Using tools from mimilabs (a platform for analyzing and collaborating on public healthcare datasets), I started experimenting with:

  1. NPPES Data: For basic provider information and locations

  2. Google Reviews: To find active providers found through matching phone numbers on Google Reviews to NPPES

  3. Quality Payment Program (QPP) Scores: Measure healthcare providers' reimbursed through Medicare performance on objective clinical quality metrics, assessing factors such as patient outcomes, care processes, and adherence to best practices in order to enhance overall healthcare quality and efficiency

The goal isn't to find providers with perfect reviews.

Instead, I tried to find active providers and linked this information to QPP scores in North Carolina’s Research Triangle area as a test case. I also highlighted the providers with the highest QPP scores in the area (which are the red flags).

Is this methodology the answer to finding providers?

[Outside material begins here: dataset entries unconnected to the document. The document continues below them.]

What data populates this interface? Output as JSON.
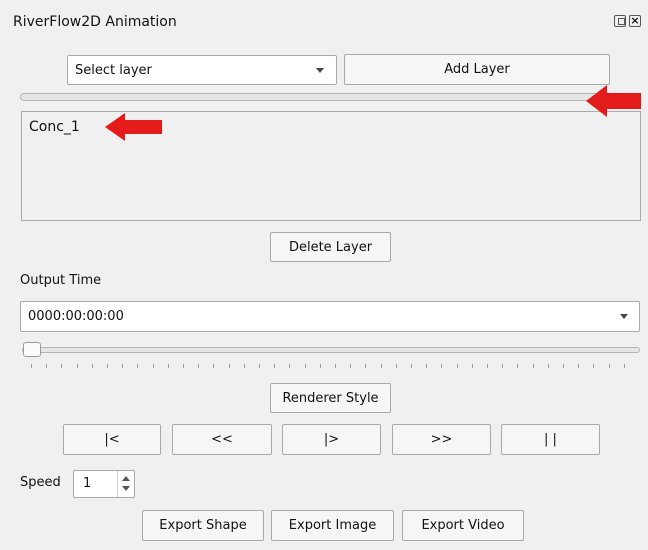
{
  "window": {
    "title": "RiverFlow2D Animation",
    "float_icon": "float-icon",
    "close_icon": "close-icon"
  },
  "layer_select": {
    "value": "Select layer"
  },
  "add_layer_label": "Add Layer",
  "layer_list": {
    "items": [
      "Conc_1"
    ]
  },
  "delete_layer_label": "Delete Layer",
  "output_time": {
    "label": "Output Time",
    "value": "0000:00:00:00",
    "slider_position": 0
  },
  "renderer_style_label": "Renderer Style",
  "playback": {
    "first_label": "|<",
    "back_label": "<<",
    "play_label": "|>",
    "forward_label": ">>",
    "pause_label": "| |"
  },
  "speed": {
    "label": "Speed",
    "value": "1"
  },
  "export": {
    "shape_label": "Export Shape",
    "image_label": "Export Image",
    "video_label": "Export Video"
  },
  "colors": {
    "annotation_arrow": "#e31b1b"
  }
}
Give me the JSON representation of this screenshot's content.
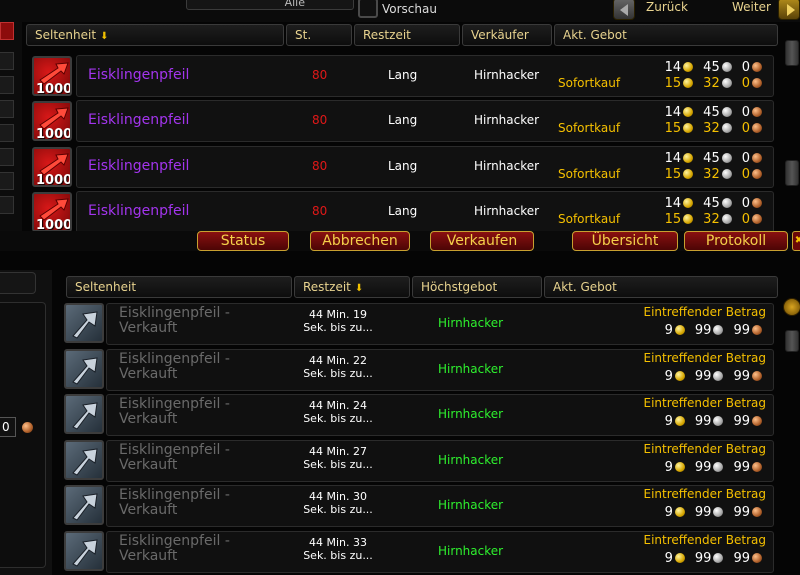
{
  "top": {
    "filter_value": "Alle",
    "preview_label": "Vorschau",
    "back_label": "Zurück",
    "next_label": "Weiter"
  },
  "browse": {
    "headers": {
      "rarity": "Seltenheit",
      "level": "St.",
      "time_left": "Restzeit",
      "seller": "Verkäufer",
      "current_bid": "Akt. Gebot"
    },
    "rows": [
      {
        "count": "1000",
        "name": "Eisklingenpfeil",
        "level": "80",
        "time": "Lang",
        "seller": "Hirnhacker",
        "buyout_label": "Sofortkauf",
        "bid": {
          "gold": "14",
          "silver": "45",
          "copper": "0"
        },
        "buyout": {
          "gold": "15",
          "silver": "32",
          "copper": "0"
        }
      },
      {
        "count": "1000",
        "name": "Eisklingenpfeil",
        "level": "80",
        "time": "Lang",
        "seller": "Hirnhacker",
        "buyout_label": "Sofortkauf",
        "bid": {
          "gold": "14",
          "silver": "45",
          "copper": "0"
        },
        "buyout": {
          "gold": "15",
          "silver": "32",
          "copper": "0"
        }
      },
      {
        "count": "1000",
        "name": "Eisklingenpfeil",
        "level": "80",
        "time": "Lang",
        "seller": "Hirnhacker",
        "buyout_label": "Sofortkauf",
        "bid": {
          "gold": "14",
          "silver": "45",
          "copper": "0"
        },
        "buyout": {
          "gold": "15",
          "silver": "32",
          "copper": "0"
        }
      },
      {
        "count": "1000",
        "name": "Eisklingenpfeil",
        "level": "80",
        "time": "Lang",
        "seller": "Hirnhacker",
        "buyout_label": "Sofortkauf",
        "bid": {
          "gold": "14",
          "silver": "45",
          "copper": "0"
        },
        "buyout": {
          "gold": "15",
          "silver": "32",
          "copper": "0"
        }
      }
    ]
  },
  "tabs": {
    "status": "Status",
    "cancel": "Abbrechen",
    "sell": "Verkaufen",
    "overview": "Übersicht",
    "log": "Protokoll"
  },
  "sold": {
    "headers": {
      "rarity": "Seltenheit",
      "time_left": "Restzeit",
      "highest_bid": "Höchstgebot",
      "current_bid": "Akt. Gebot"
    },
    "bottom_left_value": "0",
    "rows": [
      {
        "name_line1": "Eisklingenpfeil -",
        "name_line2": "Verkauft",
        "time_line1": "44 Min. 19",
        "time_line2": "Sek. bis zu...",
        "buyer": "Hirnhacker",
        "incoming_label": "Eintreffender Betrag",
        "gold": "9",
        "silver": "99",
        "copper": "99"
      },
      {
        "name_line1": "Eisklingenpfeil -",
        "name_line2": "Verkauft",
        "time_line1": "44 Min. 22",
        "time_line2": "Sek. bis zu...",
        "buyer": "Hirnhacker",
        "incoming_label": "Eintreffender Betrag",
        "gold": "9",
        "silver": "99",
        "copper": "99"
      },
      {
        "name_line1": "Eisklingenpfeil -",
        "name_line2": "Verkauft",
        "time_line1": "44 Min. 24",
        "time_line2": "Sek. bis zu...",
        "buyer": "Hirnhacker",
        "incoming_label": "Eintreffender Betrag",
        "gold": "9",
        "silver": "99",
        "copper": "99"
      },
      {
        "name_line1": "Eisklingenpfeil -",
        "name_line2": "Verkauft",
        "time_line1": "44 Min. 27",
        "time_line2": "Sek. bis zu...",
        "buyer": "Hirnhacker",
        "incoming_label": "Eintreffender Betrag",
        "gold": "9",
        "silver": "99",
        "copper": "99"
      },
      {
        "name_line1": "Eisklingenpfeil -",
        "name_line2": "Verkauft",
        "time_line1": "44 Min. 30",
        "time_line2": "Sek. bis zu...",
        "buyer": "Hirnhacker",
        "incoming_label": "Eintreffender Betrag",
        "gold": "9",
        "silver": "99",
        "copper": "99"
      },
      {
        "name_line1": "Eisklingenpfeil -",
        "name_line2": "Verkauft",
        "time_line1": "44 Min. 33",
        "time_line2": "Sek. bis zu...",
        "buyer": "Hirnhacker",
        "incoming_label": "Eintreffender Betrag",
        "gold": "9",
        "silver": "99",
        "copper": "99"
      }
    ]
  }
}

Mostly not, but it starts an interesting thread on how we can enable patients to more easily find providers. Doing so with clinical outcomes and prices attached offers a lot of value.

The Cost of Inaction

The irony is that directories ultimately harm insurance companies too. When patients can't find in-network providers, they might:

  • Delay care until conditions worsen and become more expensive

  • End up in emergency rooms for non-emergency care

  • See out-of-network providers out of desperation

  • Get trapped in costly referral cascades trying to find the right provider

A Path Forward: The CMS Directory Pilot

The good news?

The Centers for CMS recognizes these problems. They've just announced a pilot program in Oklahoma to develop an automated, centralized directory for Qualified Health Plans (QHPs) and providers.

This first-of-its-kind initiative aims to:

  • Improve data accuracy

  • Reduce administrative burden on providers and payers

  • Lower costs

  • Support better data exchange

  • Enhance both patient and provider experiences

This pilot could be the first step toward a national directory of healthcare—a centralized database that could finally solve many of our healthcare directory problems.

This shift could pave the way for innovation in combining outcomes data and enhancing price transparency.

Which ultimately should enable more patients to have the power in the healthcare decision-making process.